Saint Mary’s College, a small private university with just over 4,000 students, is about to play for its third consecutive D1A Rugby National Championship without the benefits of a paid coaching staff or scholarships. The Gaels are indeed in the top-one percentile in terms of competitiveness on the pitch, but still wade in the pool of club rugby along with the vast majority of college teams.
“Something I really appreciate about Saint Mary’s is that it is still a true club sport,” said Gaels lock Henry Hall. “We have all walks of life come and sign up for the team, and a large percentage of which initially sign up have no previous rugby experience.”
Hall doesn’t fit into the group of Saint Mary’s players with no previous background in the sport.

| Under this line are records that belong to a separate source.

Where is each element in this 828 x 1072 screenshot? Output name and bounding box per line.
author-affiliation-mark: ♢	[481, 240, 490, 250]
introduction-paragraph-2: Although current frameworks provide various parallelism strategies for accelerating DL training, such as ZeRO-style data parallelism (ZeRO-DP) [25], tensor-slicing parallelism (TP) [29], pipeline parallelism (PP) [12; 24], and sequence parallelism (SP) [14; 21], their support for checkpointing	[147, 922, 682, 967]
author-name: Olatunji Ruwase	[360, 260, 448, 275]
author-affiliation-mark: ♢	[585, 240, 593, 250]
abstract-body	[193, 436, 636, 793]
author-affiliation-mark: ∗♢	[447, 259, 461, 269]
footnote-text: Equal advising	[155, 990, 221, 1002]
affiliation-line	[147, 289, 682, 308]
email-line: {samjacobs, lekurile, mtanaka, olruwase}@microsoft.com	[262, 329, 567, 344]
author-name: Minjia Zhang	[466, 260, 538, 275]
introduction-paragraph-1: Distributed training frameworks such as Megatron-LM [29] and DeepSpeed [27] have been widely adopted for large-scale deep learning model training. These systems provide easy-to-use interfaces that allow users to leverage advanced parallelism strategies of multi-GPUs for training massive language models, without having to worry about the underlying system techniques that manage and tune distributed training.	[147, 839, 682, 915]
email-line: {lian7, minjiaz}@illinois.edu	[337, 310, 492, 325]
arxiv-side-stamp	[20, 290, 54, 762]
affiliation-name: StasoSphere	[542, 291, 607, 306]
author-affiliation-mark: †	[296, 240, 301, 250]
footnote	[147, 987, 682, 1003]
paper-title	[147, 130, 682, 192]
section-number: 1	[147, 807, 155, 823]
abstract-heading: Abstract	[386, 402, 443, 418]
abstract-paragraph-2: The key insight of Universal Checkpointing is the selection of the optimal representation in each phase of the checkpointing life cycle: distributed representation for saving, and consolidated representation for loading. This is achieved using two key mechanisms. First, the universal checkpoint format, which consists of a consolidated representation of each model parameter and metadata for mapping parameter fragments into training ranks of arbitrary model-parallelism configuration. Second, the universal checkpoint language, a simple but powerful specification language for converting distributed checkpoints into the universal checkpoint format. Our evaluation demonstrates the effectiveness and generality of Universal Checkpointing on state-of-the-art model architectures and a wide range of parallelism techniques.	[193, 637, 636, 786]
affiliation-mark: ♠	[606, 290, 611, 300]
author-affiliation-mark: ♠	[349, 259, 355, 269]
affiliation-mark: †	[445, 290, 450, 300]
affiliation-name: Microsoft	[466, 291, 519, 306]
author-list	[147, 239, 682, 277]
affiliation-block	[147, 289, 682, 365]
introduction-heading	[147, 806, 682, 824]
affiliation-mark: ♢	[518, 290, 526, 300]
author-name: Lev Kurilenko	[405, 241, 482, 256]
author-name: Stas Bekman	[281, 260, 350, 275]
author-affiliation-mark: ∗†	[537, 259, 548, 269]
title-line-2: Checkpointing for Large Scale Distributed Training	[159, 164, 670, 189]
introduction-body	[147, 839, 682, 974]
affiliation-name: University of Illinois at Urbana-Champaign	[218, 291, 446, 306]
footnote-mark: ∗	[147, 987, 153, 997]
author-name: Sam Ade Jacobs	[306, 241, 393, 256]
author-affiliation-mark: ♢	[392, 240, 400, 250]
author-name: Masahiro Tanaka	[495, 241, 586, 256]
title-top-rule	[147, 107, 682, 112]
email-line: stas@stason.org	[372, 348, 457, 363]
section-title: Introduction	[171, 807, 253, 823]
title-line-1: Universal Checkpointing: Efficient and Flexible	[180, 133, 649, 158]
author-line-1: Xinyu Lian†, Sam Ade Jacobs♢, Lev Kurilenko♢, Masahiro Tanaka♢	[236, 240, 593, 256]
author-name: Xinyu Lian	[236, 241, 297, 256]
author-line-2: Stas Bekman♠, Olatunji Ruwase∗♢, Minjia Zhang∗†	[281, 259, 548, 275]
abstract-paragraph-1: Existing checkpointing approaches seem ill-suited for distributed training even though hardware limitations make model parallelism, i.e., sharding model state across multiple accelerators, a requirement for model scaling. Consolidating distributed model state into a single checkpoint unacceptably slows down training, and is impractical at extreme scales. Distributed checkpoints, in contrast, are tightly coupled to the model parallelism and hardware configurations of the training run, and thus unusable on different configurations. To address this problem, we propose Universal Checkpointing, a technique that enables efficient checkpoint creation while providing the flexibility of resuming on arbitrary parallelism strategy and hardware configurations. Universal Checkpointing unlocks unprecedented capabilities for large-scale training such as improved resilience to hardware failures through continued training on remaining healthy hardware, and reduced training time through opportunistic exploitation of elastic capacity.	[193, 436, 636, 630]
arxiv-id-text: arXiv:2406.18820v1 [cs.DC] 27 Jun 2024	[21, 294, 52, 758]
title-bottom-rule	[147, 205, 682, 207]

His father has over 30 years of playing experience, so it’s not too surprising the 6-foot-3-inch lock picked up the game at the age of thirteen.
After two years crafting his game at St. George’s in British Columbia during high school and a year at Auckland University in New Zealand, Hall was never recruited by Saint Mary’s, but decided to follow the footsteps of fellow Tacoma-native and Eagle prop Nick Wallace to Saint Mary’s. He was extremely attracted to the college’s School of Liberal Arts and said the rugby program “sold itself”. What Hall didn’t know is that he would be training with dozens of students who were picking up a rugby ball for the first time.
“There are no cuts,” Hall explained. “[Head coach] Tim [O’Brien] makes it clear at the beginning of the year what the standards are, and it just comes down to the individual’s commitment to endure the tough times.”
The Gaels typically begin training in September with anywhere from 80 to 90 students attending practices and conditions sessions. Now at the tail end of their season, less than 40 players are actively participating in team activities.
“Our demanding fitness regimen in the fall weeds out a lot of the uncommitted players, but seemingly every year a few of those players who have never played before rise to the top of the heap, prove themselves and become excellent rugby players,” said Hall.
One of those newcomers to the sport that has thrived thanks to the tutelage of O’Brien and forwards coach Johnny Everett is prop Dino Waldren. Following a successful football career for perennial national power De La Salle High School, Waldren continued to play football at Laney College in Oakland. Desperate to compete at the highest level, Waldren was devastated when his acceptance to Division I’s Colorado State University to play football was delayed. The discouraging news opened the door for a sport played with a slightly different shaped ball.
De La Salle alum Jordan Bouey, who was an All-American for the Gaels at the time, called his high school friend to tell him about Saint Mary’s College and his new favorite sport – rugby.
“I immediately fell in love with it,” exclaimed Waldren. “Football is very specialized. In rugby, you have to be great at everything.”
Now a two-time All-American, Waldren can still recall the first rugby match he ever saw – a game he played in against San Francisco State in 2012.
“I was holding onto the goalpost throwing up, and people were yelling at me to keep running,” the senior remembered.
Waldren won’t be the only Gael taking the pitch against Life May 7 for the D1A National Championship. Nick Schlobohm led Saint Mary’s in tries in 2014, and is likely to start at fullback come Saturday even though he never stepped foot on a rugby pitch before arriving to Moraga from Anaheim, Calif.
O’Brien and Everett most definitely deserve loads of credit for the school’s rise from rugby obscurity to National Champions. Still, it’s the student-athletes that have taken it upon themselves to treat their club sport like a varsity program.
“This is an everyday commitment,” described Waldren. “We meet six days a week as a team, and the one day we don’t we’re lifting.”
So, what’s the payoff for the club sport athletes that are often too busy conditioning in the fall to implement rugby skills, only to play possibly the most physically demanding spring schedule of any team in the country?
“It’s the difference between the blue and the red ribbon – the silver and the gold,” explained Waldren. “When you put in the amount of blood, sweat and tears like we do, we know we’ll have deserved that National Championship trophy.”
The D1A Rugby National Championship Final will be one of five matches at the May 7 USA Rugby College 15s National Championships hosted by Saint Mary’s. Life beat the Gaels in the 2013 D1A Final, but it’s been all Saint Mary’s since then, winning the past two National Championships over the Running Eagles.
The fourth consecutive D1A Final pitting No. 1-ranked Life versus No. 2 Saint Mary’s will kickoff 3p.m. PT and air free of charge on The Rugby Channel.